Sunday, March 14, 2010

my fellow americans


Last year, in this our Valley of Heart's Delight, a total of 90 million meals were provided to those neighbors of ours who were struggling to feed themselves. 90 million meals. Can you imagine? This is truly a remarkable feat … but not because of how much food was made available.

In order to have fed all those in need—the children and adults, the seniors, the disabled, those working two and three jobs without a living wage—238 million meals were required. 90 million were provided. The additional food that was needed, food that was stored in warehouses and piled high on the shelves of grocery stores but not made available to the hungry, is enough to feed the full population of Sunnyvale for an entire year.

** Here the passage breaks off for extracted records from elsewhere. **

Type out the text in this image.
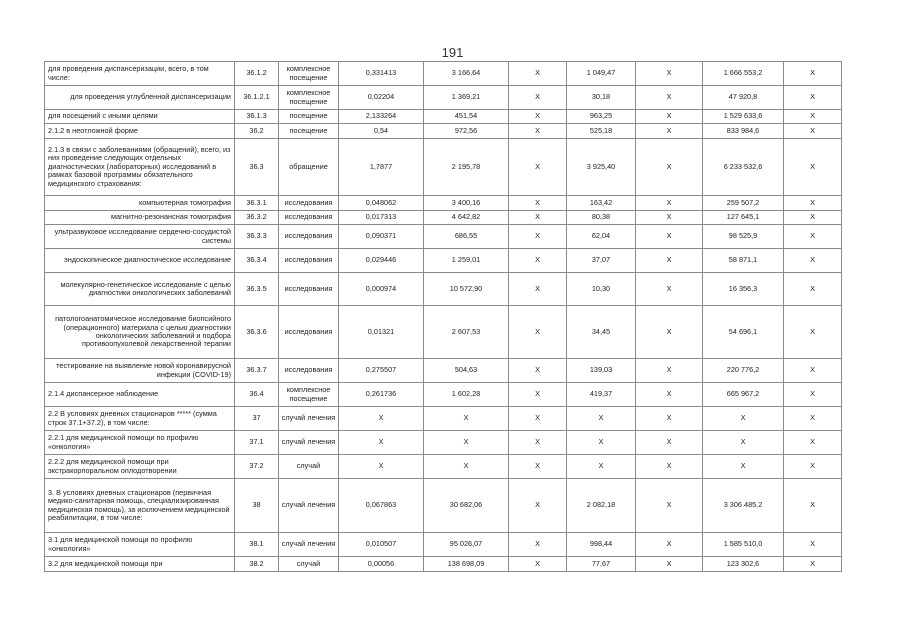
191
для проведения диспансеризации, всего, в том числе:	36.1.2	комплексное посещение	0,331413	3 166,64	X	1 049,47	X	1 666 553,2	X
для проведения углубленной диспансеризации	36.1.2.1	комплексное посещение	0,02204	1 369,21	X	30,18	X	47 920,8	X
для посещений с иными целями	36.1.3	посещение	2,133264	451,54	X	963,25	X	1 529 633,6	X
2.1.2 в неотложной форме	36.2	посещение	0,54	972,56	X	525,18	X	833 984,6	X
2.1.3 в связи с заболеваниями (обращений), всего, из них проведение следующих отдельных диагностических (лабораторных) исследований в рамках базовой программы обязательного медицинского страхования:	36.3	обращение	1,7877	2 195,78	X	3 925,40	X	6 233 532,6	X
компьютерная томография	36.3.1	исследования	0,048062	3 400,16	X	163,42	X	259 507,2	X
магнитно-резонансная томография	36.3.2	исследования	0,017313	4 642,82	X	80,38	X	127 645,1	X
ультразвуковое исследование сердечно-сосудистой системы	36.3.3	исследования	0,090371	686,55	X	62,04	X	98 525,9	X
эндоскопическое диагностическое исследование	36.3.4	исследования	0,029446	1 259,01	X	37,07	X	58 871,1	X
молекулярно-генетическое исследование с целью диагностики онкологических заболеваний	36.3.5	исследования	0,000974	10 572,90	X	10,30	X	16 356,3	X
патологоанатомическое исследование биопсийного (операционного) материала с целью диагностики онкологических заболеваний и подбора противоопухолевой лекарственной терапии	36.3.6	исследования	0,01321	2 607,53	X	34,45	X	54 696,1	X
тестирование на выявление новой коронавирусной инфекции (COVID-19)	36.3.7	исследования	0,275507	504,63	X	139,03	X	220 776,2	X
2.1.4 диспансерное наблюдение	36.4	комплексное посещение	0,261736	1 602,28	X	419,37	X	665 967,2	X
2.2 В условиях дневных стационаров ***** (сумма строк 37.1+37.2), в том числе:	37	случай лечения	X	X	X	X	X	X	X
2.2.1 для медицинской помощи по профилю «онкология»	37.1	случай лечения	X	X	X	X	X	X	X
2.2.2 для медицинской помощи при экстракорпоральном оплодотворении	37.2	случай	X	X	X	X	X	X	X
3. В условиях дневных стационаров (первичная медико-санитарная помощь, специализированная медицинская помощь), за исключением медицинской реабилитации, в том числе:	38	случай лечения	0,067863	30 682,06	X	2 082,18	X	3 306 485,2	X
3.1 для медицинской помощи по профилю «онкология»	38.1	случай лечения	0,010507	95 026,07	X	998,44	X	1 585 510,0	X
3.2 для медицинской помощи при	38.2	случай	0,00056	138 698,09	X	77,67	X	123 302,6	X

We have long thought of America as the most bounteous of nations … [t]hat hunger and malnutrition should persist in a land such as ours is embarrassing and intolerable. More is at stake here than the health and well being of [millions of] American children…. Something like the very honor of American democracy is involved.

(President Richard Nixon, May 6, 1969)

I am not in the habit of invoking President Nixon for moral authority, but there it is. And I find it extremely discomfiting to be put into ethical defensiveness by his words … yet I can’t dispute them.

So where did the 90 million meals that our community provided come from?

· 41% came from food stamps

· 21% came from soup kitchens and pantries

· 19% came from school nutrition programs

· 15% came from Women, Infants, and Children (WIC)

· 4% came from other sources

Over the course of 2009, an average of 2500 Californians lost their jobs each day. At Sacred Heart we have gone from serving 15,000 people per month to 26,000. The needs are crushing, and there is no way we could continue to provide for these burgeoning numbers without the support of our community. But the needs have outstripped what our traditional sources of support are able to provide.

Our pantry program is now relying on the temporary influx of federal stimulus resources to augment our established food sources. Nearly 10,000 of those we now serve each month are receiving food provided specifically from the federal stimulus program. However, this source of supplemental nutrition is scheduled to end abruptly on September 30th of this year. The hunger of those who are coming to us with nowhere else to turn knows no such abrupt cessation.

Ultimately, we must recognize that neither we, nor all the non-profit feeding programs in the valley combined, can come close to ending hunger in our community. Food stamps, school meals, and WIC all play critical roles in providing nourishment to some of the most vulnerable members of our society. If we can agree with President Nixon that the hunger of our children, the elderly, the disabled—of anyone—is intolerable, then we need to strengthen the entire safety net, not merely one strand.

Tuesday, March 2, 2010

denial


 

            It was Monday morning, and the open can of Campbell’s in her left hand read Creamy Potato and Garlic in lighthearted lettering. With her free hand, scraped and scabbed as it was, Sheila used a toothpick in lieu of a utensil. By the dozens people passed her by, entering and exiting Sacred Heart, hungry and hopeful for something—anything—to help them survive another day. Eating the cold chowder, thick as a shake, Sheila mumbled unintelligibly between each oily bite.

When I approached her that morning, Sheila had eaten about a third of her chowder, and now it was becoming difficult for her to reach the remaining contents with her paltry piece of wood. She pressed her knuckles against the rim of the can, holding the thing at an angle while trying to skewer the congealed lumps of starch. She seemed determined to use the bit of timber as a spoon or ladle, and it was painful to watch her frustration mount with every failed attempt. The roosters kept behind the house that adjoins our parking lot were crowing emphatically—it was unnerving.

Sheila’s face was furrowed with the telltale trenching of one who has been on the streets for far longer than the stint of a temporary setback. Her hair was a tangled nest, her skin dry and brittle. She spoke in rapid bursts of anguished nonsense while her eyes rattled around in their sockets looking everywhere but at the person she might be addressing.

“Can you call fluoride?” she said quickly, suddenly somehow lunging her arm and leg at me without warning. I had no idea what she meant.

“I’m sorry?” I asked, squinting at her mouth to assist in my comprehension.

“Can you call for a ride?”

“Oh,” I said. “You need a ride?”

“That’s what I’m trying to tell you,” she retorted, without a hint of eye contact or exasperation.

“OK. Got it. Sure.”

I took out my cell phone, and Sheila removed her foot from her shoe. Peeling away her stocking, she showed me a foot that was desperately malformed. The toes were shriveled and fused, and the foot itself bent sharply at a right angle. It looked partially crushed. I shuddered and nodded at it.

“See,” she said softly, speaking it seemed both to me and to herself. “This is what they did to me.”

I called the number she recited and spoke briefly with someone by the name of Abraham (although I have reason to believe that this was not his real name). The conversation went absolutely nowhere. I explained that I didn't know Sheila, and although Abraham gave no indication that it was peculiar for me to be placing the call, the exchange ended unresolved with Sheila picking up her pile of odds and ends and traipsing across our lot and up the street.

As she disappeared from view, the rooster crowed again.